Village

Village amends local dock law, giving ZBA more authority

by Chrissy Ruggeri
Thu, April 22 2021
Village amends local dock law, giving ZBA more authority
The Village Hall garden will be replaced and expanded to include native plantings, planned by the Northport Native Garden Initiative.

At the April 20 Northport Village Board meeting, there was a public hearing for an amendment to a local law pertaining to pier, ramp and dock requirements. Village residents had an opportunity to ask questions about adding to the existing code and voice concerns before approval.

The approved law amendment pertains to Chapter 124 (section 124-4) Environmental Standards for Residential and Recreational Marine Structures. This specific part of the law now reads as follows:

(4) The areas of the fixed platform/deck shall not exceed 400 square feet. A dock shall not exceed 100 feet in length and shall not exceed 4 feet in width.

i. Any application for a fixed pier, ramp, floating dock or fixed platform that seeks to exceed the maximum(s) permitted under Section 124-4(A) (1)(2)(3)(4) shall at the discretion of the Northport Village Board of Trustees be (a) heard by the Northport Village Board of Trustees or (b)referred to the Northport Village Zoning Board to review and act in accordance with the powers granted to them and pursuant to the criteria established Section 124-4(A)(4)(ii)

ii. Upon referral from the Northport Village Board of Trustees the Zoning Board shall review and act upon the application. The Zoning Board review shall include but not be limited to navigational safety issues; 3 whether it will produce a detriment to the nearby properties; is the requested application to exceed the limits substantial; is the proposed application adversely affect the physical and environmental conditions in the area and can the relief sought by the applicant be achieved by some other feasible method.

iii. In addition to the foregoing, no application for the relief sought hereunder shall be granted without New York State Department of environmental conservation and Army Corp of engineer’s approval of the maritime structure.
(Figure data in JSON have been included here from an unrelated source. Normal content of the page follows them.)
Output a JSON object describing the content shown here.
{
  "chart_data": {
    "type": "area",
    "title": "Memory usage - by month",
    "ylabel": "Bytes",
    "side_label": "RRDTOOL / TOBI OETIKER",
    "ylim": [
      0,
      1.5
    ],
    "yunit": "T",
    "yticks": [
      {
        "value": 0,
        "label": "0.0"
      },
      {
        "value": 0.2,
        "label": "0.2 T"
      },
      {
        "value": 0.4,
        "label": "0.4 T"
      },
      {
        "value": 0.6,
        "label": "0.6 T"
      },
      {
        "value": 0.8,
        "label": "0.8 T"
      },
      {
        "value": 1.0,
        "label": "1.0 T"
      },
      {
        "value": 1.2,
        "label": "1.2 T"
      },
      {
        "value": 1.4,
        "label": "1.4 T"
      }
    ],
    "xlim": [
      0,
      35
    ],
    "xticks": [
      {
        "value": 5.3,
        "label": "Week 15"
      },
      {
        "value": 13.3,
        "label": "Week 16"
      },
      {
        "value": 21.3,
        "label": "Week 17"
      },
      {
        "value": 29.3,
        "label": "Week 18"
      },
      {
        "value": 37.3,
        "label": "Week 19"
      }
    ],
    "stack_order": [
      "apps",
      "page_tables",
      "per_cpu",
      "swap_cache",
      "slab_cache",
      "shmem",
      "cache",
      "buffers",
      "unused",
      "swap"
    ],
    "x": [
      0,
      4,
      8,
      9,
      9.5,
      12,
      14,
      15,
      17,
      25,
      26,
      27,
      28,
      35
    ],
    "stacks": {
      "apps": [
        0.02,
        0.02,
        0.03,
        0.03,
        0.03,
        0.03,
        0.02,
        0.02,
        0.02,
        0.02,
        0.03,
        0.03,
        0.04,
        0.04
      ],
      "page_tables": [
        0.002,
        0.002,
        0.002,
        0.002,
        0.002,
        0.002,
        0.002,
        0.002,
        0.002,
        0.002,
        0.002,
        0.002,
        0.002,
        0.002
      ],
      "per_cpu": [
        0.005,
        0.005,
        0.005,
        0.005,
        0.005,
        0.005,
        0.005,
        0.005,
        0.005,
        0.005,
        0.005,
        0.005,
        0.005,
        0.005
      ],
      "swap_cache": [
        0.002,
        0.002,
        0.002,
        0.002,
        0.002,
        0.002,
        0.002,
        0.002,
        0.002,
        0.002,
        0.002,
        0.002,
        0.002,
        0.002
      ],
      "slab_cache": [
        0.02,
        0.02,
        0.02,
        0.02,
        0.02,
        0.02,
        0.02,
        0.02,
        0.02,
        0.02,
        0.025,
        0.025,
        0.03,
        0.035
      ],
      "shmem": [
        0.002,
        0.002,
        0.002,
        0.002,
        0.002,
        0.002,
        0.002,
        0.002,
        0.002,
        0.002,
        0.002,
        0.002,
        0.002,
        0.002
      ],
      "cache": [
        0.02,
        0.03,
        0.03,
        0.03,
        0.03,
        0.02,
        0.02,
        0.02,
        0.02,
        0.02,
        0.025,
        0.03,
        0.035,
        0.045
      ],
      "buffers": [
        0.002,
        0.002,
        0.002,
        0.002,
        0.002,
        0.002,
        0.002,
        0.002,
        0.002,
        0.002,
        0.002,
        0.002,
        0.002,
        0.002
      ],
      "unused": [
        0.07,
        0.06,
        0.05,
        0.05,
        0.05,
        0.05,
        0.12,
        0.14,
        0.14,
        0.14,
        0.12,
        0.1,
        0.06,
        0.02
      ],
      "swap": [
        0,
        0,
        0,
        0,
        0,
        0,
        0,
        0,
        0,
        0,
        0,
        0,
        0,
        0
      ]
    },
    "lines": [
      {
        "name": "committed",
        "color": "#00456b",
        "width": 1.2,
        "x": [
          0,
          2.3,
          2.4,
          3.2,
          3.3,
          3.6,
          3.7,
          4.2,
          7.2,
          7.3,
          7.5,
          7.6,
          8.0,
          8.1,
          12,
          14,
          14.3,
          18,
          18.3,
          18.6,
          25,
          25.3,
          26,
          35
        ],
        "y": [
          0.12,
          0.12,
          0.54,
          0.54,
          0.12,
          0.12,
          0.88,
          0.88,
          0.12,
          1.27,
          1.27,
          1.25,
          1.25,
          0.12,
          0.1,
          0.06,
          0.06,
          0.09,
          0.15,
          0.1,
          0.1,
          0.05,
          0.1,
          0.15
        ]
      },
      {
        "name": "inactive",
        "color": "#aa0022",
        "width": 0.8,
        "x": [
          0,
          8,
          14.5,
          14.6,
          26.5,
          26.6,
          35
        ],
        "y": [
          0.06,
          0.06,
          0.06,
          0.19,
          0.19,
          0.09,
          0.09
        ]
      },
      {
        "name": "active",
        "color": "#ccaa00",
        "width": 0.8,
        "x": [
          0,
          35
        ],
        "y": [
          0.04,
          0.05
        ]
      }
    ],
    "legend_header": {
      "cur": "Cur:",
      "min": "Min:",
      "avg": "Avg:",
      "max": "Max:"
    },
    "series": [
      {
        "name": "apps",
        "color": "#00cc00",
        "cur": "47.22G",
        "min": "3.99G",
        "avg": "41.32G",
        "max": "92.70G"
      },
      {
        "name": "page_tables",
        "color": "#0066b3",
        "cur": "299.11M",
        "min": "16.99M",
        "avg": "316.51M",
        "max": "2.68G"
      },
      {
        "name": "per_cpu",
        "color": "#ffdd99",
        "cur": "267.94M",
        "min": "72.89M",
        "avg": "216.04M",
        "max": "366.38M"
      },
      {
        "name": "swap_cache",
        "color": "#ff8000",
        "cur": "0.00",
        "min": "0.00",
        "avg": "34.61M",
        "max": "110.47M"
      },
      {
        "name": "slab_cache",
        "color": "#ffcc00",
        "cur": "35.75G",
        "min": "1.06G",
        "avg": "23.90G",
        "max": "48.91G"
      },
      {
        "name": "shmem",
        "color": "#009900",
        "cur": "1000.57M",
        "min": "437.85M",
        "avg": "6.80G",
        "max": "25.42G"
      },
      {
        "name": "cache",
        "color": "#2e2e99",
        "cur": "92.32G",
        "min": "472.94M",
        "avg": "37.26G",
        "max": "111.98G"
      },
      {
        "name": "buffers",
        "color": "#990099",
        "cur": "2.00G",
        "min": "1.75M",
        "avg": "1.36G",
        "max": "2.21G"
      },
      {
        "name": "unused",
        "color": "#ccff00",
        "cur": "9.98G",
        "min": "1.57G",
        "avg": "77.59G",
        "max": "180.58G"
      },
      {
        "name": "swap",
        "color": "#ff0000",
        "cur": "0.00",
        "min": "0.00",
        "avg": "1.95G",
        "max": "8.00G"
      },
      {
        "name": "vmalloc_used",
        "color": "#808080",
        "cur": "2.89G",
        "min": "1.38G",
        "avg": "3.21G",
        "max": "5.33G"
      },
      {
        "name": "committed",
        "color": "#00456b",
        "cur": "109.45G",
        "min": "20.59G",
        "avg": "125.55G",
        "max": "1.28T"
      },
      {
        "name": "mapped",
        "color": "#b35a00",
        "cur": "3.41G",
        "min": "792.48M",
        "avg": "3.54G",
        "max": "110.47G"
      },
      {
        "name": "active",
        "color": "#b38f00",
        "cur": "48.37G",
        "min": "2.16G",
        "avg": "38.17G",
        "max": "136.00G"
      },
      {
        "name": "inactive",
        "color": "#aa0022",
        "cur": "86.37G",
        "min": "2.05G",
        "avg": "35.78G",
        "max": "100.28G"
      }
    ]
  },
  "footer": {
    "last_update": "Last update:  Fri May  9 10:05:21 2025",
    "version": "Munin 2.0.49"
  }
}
Ed Carr, a licensed marine engineer who worked with the Village to amend the law, explained, “the reason the Village chose to change the law was because if somebody builds something in the Village, and it doesn’t conform to zoning, meaning that it’s too close to the property line, too high or too set back, you have the ability to go to the Zoning Board of Appeals (ZBA) to get a variance, or variation of the law. But when it came to docks, this section of the code was outside the purview of the ZBA.”

Ed noted that the ZBA is given very specific authority to grant relief under certain sections of the Village code and it was an oversight that the section covering docks was never added to the list of codes that the ZBA was able to grant relief on.

In Ed’s case, he’s proposing to build a dock that’s closer to the side of his property instead of going down the middle in order to avoid a sewer line. But to do that, he assumed he needed approval from the ZBA. That’s when Ed and Village Attorney Stuart Besen found that the ZBA didn’t have authority to grant a relief for the dock code.

Ed said, “The ZBA was in a quagmire because we had no one to go to for relief, so the Village agreed to pass this law, specifically giving the ZBA authority to grant variances under Chapter 124 of the code.”

Ed also suggested a change to the code language, which previously allowed for a 100- square-foot dock, but was an error. Because the code allowed for a dock that’s 100x4 feet, it should have been listed as 400 square feet in total.

The code still requires relief approval by the New York State Department of Environmental Conservation and Army Corp of Engineers for maritime structures, and docks, piers or ramps under the Village code cannot adversely affect the physical or environmental conditions in the area.